# Creating a list of unique users with their activity statistics

This notebook scans through all collected user activity files and produces a single csv with user-level statistics:
 - number of posts
 - number of comments
 - total post karma
 - total comment karma
 - first and last date

The file produced is stored under `/data/users/summaries/user_stats.csv` and is sorted by total activity in descending order. Good in case want to take only x% most active users for downstream tasks.

In [1]:
import polars as pl
from pathlib import Path
import datetime
import time


In [2]:
path = "../../data/users/"
files = [f.absolute() for f in Path(path).glob("*.csv")]
user_stats = path + 'summaries/local/user_stats.csv'
    

In [3]:
cols_to_read = ["user_name", "no_posts", "no_comments", "post_karma", "comment_karma", "first_date", "last_date"] #skip the large json columns

def get_file(f):
    return pl.scan_csv(f).select(cols_to_read).with_columns([
        pl.col("first_date").apply(lambda x: int(time.mktime(datetime.date.fromisoformat(x).timetuple()))),
        pl.col("last_date").apply(lambda x: int(time.mktime(datetime.date.fromisoformat(x).timetuple())))
    ]).collect()


#read in the first file to serve as the baseline
df = get_file(files[0])

#read in all other files and groupby / add up statistics after each file
for i,f in enumerate(files[1:]):
    print("Processing file {} out of {}".format(i, len(files) - 1))
    new_df = get_file(f)
    df.vstack(new_df, in_place=True)
    df = df.lazy().groupby("user_name").agg([
        pl.col("no_posts").sum(),
        pl.col("no_comments").sum(),
        pl.col("post_karma").sum(),
        pl.col("comment_karma").sum(),
        pl.col("first_date").min(),
        pl.col("last_date").max()
    ]).collect()    

Processing file 0 out of 12
Processing file 1 out of 12
Processing file 2 out of 12
Processing file 3 out of 12
Processing file 4 out of 12
Processing file 5 out of 12
Processing file 6 out of 12
Processing file 7 out of 12
Processing file 8 out of 12
Processing file 9 out of 12
Processing file 10 out of 12
Processing file 11 out of 12


In [4]:
#add an extra column that captures total activity
df = df.with_columns([(pl.col("no_posts") + pl.col("no_comments")).alias("total_activity")])    

#save to a single CSV
df.lazy().sort("total_activity", reverse=True).collect().to_csv(user_stats)

In [5]:
#Check basic statistics on user activity levels
activity_levels = [2, 3, 5, 10, 20, 50, 100]
total_users = df.shape[0]

for level in activity_levels:
    no_users = df.filter((pl.col("total_activity") >= level)).shape[0]
    print("{} users ({:.1f}%) with at least {} activities in the dataset".format(no_users, no_users / total_users * 100, level))

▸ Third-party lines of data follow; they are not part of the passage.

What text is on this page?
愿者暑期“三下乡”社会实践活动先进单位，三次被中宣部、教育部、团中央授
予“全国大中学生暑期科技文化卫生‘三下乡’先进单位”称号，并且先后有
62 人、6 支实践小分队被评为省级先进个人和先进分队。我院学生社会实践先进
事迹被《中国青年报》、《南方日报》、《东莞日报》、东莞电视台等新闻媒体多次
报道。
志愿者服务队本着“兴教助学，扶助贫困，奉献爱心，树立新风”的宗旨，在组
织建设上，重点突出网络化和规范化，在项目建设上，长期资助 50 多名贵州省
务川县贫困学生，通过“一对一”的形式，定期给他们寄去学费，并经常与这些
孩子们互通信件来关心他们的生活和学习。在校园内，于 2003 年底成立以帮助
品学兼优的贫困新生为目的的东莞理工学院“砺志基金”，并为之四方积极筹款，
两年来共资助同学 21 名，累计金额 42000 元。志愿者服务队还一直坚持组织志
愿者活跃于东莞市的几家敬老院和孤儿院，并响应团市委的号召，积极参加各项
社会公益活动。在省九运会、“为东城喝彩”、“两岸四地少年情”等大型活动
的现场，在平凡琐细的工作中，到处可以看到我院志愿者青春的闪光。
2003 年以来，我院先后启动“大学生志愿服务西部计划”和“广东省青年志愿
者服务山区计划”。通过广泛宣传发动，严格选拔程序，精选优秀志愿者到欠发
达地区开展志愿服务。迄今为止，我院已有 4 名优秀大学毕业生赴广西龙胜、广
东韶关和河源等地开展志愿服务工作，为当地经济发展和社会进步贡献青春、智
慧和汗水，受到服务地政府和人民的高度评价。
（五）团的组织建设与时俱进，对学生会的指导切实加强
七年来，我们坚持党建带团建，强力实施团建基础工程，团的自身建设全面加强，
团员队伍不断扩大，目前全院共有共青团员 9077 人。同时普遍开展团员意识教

27878 users (51.6%) with at least 2 activities in the dataset
19390 users (35.9%) with at least 3 activities in the dataset
12230 users (22.6%) with at least 5 activities in the dataset
6225 users (11.5%) with at least 10 activities in the dataset
2946 users (5.4%) with at least 20 activities in the dataset
946 users (1.7%) with at least 50 activities in the dataset
351 users (0.6%) with at least 100 activities in the dataset